Add a Federated Trust using powershell for a Hybrid Environment

 

-Production on-premies powershell

PS H:> Get-FederationInformation -DomainName Friendly.onmicrosoft.com -BypassAdditionalDomainValidation | New-OrganizationRelationship “Friendly Online” -FreeBusyAccessEnabled $true -FreeBusyAccessLevel AvailabilityOnly

 

-Production cloud powershell

PS H:> Get-FederationInformation -DomainName Friendly .onmicrosoft.com -BypassAdditionalDomainValidation | New-OrganizationRelationship “Friendly Online” -FreeBusyAccessEnabled $true -FreeBusyAccessLevel AvailabilityOnly

 

-From outside company powershell

PS H:> New-OrganizationRelationship -Name “your company” -DomainNames “your company”.mail.onmicrosoft.com, “your company”.onmicrosoft.com,”Your company”.edu -FreeBusyAccessEnabled $true -FreeBusyAccessLevel AvailabilityOnly -TargetApplicationUri outlook.com -TargetAutodiscoverEpr https://autodiscover-s.outlook.com/autodiscover/autodiscover.svc/WSSecurity -Enabled $true

 *NOTE: cloud to cloud free busy search you will have to use the target addresses e.g someone@company.mail,onmicrosoft.com

 

Legitimate email is being dumped into the Junk folder for Exchange Online

Scenario:  When a user sends a legitimate message to an Exchange Online recipient via Outlook Web,  the email message gets moved into the Junk Email Folder.  Viewing the Spam Confidence Level (or SCL) of the message header, it ranks the message with a 5, or a higher value that Microsoft will mark it as Spam.
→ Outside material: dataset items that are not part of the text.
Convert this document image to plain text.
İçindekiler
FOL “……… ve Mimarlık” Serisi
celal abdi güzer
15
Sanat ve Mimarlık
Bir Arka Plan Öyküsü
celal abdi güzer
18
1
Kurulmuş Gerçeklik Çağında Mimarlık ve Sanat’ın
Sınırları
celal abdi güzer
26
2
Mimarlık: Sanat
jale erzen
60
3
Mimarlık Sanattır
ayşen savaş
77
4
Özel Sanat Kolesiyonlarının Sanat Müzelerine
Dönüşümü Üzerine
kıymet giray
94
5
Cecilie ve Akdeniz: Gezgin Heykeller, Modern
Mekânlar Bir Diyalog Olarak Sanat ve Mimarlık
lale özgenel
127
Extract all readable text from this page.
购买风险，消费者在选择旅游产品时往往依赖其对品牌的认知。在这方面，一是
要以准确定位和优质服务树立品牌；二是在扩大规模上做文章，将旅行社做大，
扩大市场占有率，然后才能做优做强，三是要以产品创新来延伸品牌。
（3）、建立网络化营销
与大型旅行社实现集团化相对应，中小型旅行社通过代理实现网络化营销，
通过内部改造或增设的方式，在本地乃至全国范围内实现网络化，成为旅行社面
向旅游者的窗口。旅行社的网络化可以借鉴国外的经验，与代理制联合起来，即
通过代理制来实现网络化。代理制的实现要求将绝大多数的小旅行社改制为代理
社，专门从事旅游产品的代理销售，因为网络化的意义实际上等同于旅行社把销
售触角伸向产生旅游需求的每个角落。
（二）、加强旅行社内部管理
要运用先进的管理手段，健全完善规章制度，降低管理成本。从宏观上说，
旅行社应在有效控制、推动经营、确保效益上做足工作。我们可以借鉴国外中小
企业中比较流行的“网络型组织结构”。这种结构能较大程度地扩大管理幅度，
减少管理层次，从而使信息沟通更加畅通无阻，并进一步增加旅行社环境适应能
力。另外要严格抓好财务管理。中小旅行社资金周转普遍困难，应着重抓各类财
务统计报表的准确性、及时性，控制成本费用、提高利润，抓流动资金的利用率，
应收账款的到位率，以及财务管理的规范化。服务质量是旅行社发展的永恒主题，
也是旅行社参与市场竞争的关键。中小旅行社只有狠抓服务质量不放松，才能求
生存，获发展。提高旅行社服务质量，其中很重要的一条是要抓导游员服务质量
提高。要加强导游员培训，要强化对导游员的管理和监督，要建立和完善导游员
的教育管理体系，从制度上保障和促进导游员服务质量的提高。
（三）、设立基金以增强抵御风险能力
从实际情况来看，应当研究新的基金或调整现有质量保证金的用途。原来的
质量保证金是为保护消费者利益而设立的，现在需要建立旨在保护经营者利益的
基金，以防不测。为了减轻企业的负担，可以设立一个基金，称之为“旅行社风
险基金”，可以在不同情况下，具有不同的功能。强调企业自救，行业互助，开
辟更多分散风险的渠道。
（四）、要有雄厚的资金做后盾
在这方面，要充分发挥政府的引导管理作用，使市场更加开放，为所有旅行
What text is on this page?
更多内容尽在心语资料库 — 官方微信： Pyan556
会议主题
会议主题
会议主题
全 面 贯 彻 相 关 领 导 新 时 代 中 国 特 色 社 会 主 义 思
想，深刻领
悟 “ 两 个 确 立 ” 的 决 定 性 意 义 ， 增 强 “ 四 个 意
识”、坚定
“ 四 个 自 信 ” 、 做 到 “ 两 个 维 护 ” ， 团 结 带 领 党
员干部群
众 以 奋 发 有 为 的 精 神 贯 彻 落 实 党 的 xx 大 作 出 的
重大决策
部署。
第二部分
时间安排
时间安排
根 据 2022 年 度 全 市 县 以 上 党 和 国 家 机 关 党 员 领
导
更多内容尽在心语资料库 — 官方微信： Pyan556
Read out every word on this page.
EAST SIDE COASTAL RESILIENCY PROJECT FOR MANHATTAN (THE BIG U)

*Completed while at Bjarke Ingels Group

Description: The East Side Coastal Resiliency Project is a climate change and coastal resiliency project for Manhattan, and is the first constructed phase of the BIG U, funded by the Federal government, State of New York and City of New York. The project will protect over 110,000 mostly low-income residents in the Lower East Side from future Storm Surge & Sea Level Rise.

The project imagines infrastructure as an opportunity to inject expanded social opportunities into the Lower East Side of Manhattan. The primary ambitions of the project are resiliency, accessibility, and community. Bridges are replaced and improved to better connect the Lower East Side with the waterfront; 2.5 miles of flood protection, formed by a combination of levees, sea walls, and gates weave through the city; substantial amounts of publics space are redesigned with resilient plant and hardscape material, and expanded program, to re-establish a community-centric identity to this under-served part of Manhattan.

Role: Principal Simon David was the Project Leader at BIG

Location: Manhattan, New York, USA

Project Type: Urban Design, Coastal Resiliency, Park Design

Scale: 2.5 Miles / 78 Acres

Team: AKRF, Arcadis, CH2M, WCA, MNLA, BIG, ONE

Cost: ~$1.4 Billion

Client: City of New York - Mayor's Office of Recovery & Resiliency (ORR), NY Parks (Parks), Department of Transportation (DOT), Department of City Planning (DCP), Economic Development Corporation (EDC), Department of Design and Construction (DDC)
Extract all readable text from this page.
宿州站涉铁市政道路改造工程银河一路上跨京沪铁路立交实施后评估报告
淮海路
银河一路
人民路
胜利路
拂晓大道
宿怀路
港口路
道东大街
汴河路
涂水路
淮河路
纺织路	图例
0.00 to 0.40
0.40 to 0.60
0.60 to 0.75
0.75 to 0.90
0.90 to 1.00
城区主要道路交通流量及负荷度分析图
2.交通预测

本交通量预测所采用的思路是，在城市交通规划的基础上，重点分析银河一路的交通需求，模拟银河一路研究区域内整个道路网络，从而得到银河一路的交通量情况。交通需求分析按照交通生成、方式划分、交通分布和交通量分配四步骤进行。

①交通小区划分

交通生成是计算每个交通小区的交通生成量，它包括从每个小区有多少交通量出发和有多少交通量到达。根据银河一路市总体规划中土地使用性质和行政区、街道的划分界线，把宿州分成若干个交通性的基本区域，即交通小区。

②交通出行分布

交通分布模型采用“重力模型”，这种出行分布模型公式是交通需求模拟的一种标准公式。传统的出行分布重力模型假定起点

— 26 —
This happens consistently.

Troubleshooting:  After viewing the Source code of the message of the email that went into Junk, we found it was filled with tons of blacklisted URLs.  I compared this to a known good message, and the source code was much cleaner. We disabled all PluginsAdd-ins in the browser, and all emails would now consistently be delivered to the inbox of a Exchange Online user.

Cause:  The plugin AdBlock Plus embeds HTML meta data into the email message when sending via OWA that identifies multiple URL’s hidden within the message body.

Solution:    Disable the AdBlock Plus plugin and it will no longer embed the body of the email message with items that are picked up by Exchange Online’s message scanners.